萬力屋【工芸品 大分】 匠:岡本秀昭さん
2011年05月28日(土)オンエア
土塀と石垣の調和がとれた風情ある石畳の坂道に、別府湾を見下ろす杵築城の勇姿が美しい城下町・杵築市で、明治10年から、檜曲輪(ひのきまげわ)と呼ばれる蒸篭(せいろ)や篩(ふるい)など、昔ながらの生活に根付いた工芸品を製作する老舗工房「萬力屋」の4代目、岡本秀昭さん。小学生の頃から父親の後姿を見ながら、その目で技術を盗み、現在は自らの後姿で5代目を継ぐ息子、浩明さんに技術を伝える。

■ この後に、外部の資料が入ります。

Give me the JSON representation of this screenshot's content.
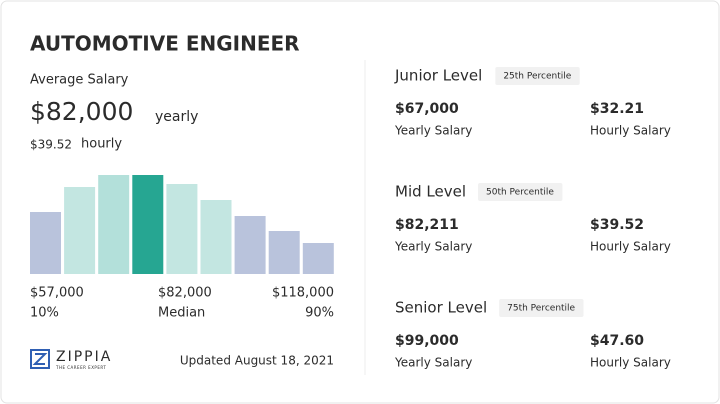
{
  "header": {
    "title": "AUTOMOTIVE ENGINEER"
  },
  "average": {
    "label": "Average Salary",
    "yearly": "$82,000",
    "yearly_unit": "yearly",
    "hourly": "$39.52",
    "hourly_unit": "hourly"
  },
  "histogram": {
    "values": [
      62,
      87,
      99,
      99,
      90,
      74,
      58,
      43,
      31
    ],
    "colors": [
      "#b9c3dc",
      "#c3e6e1",
      "#b3e0da",
      "#26a692",
      "#c3e6e1",
      "#c3e6e1",
      "#b9c3dc",
      "#b9c3dc",
      "#b9c3dc"
    ]
  },
  "range": {
    "low": "$57,000",
    "median": "$82,000",
    "high": "$118,000",
    "low_pct": "10%",
    "median_label": "Median",
    "high_pct": "90%"
  },
  "brand": {
    "name": "ZIPPIA",
    "tagline": "THE CAREER EXPERT"
  },
  "updated": "Updated August 18, 2021",
  "levels": [
    {
      "name": "Junior Level",
      "percentile": "25th Percentile",
      "yearly": "$67,000",
      "yearly_label": "Yearly Salary",
      "hourly": "$32.21",
      "hourly_label": "Hourly Salary"
    },
    {
      "name": "Mid Level",
      "percentile": "50th Percentile",
      "yearly": "$82,211",
      "yearly_label": "Yearly Salary",
      "hourly": "$39.52",
      "hourly_label": "Hourly Salary"
    },
    {
      "name": "Senior Level",
      "percentile": "75th Percentile",
      "yearly": "$99,000",
      "yearly_label": "Yearly Salary",
      "hourly": "$47.60",
      "hourly_label": "Hourly Salary"
    }
  ]
}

「門前の小僧、習わぬ経を読む...ではありませんが、幼い頃から父親の後姿を見て育ちましたので、自然に技術を覚えました。工芸の技術は口で言って伝わるものではありません。自分でやってみて覚えるものですからね」。そんな岡本さんの職人気質な姿勢から生み出される商品は、地元のみならず、日本全国の多くの顧客たちに支持されている。「買って貰った商品を30年後でも修理ができる店でありたいと願い、代々、受け継がれてきた工芸の技術に磨きをかけています。ウチで使う蒸篭は先々代が作ったモノですが、それを私が修理して今でも使っていますからね。お客さんが蒸篭などを張替えできますかと持って来られた時は、これは親父が作ったモノ、爺さんが作ったモノと分かるのですが、そういうウチの商品を長い間使ってくれていることが、この仕事の中で一番嬉しいことです」。そうして岡本さんは、網を張替え、カンナをかけて新品同様にして、蒸篭をお客さんの手に戻す。たくさんの新しい商品を売るよりも、一つの商品を長く使えってもらうことに喜びを見出し、商売抜きに後世まで残る商品製作に励む岡本さんの職人としての姿勢は、杵築城を中心に、南北の高台に武家屋敷があり、その谷間に商人の町が挟まれているという、江戸時代の情景が今も残る杵築の風景に良く似合う。「人に使って貰い、おかしかったと言われないように、生真面目に、キチンとした商品を作る。ただそれだけです」。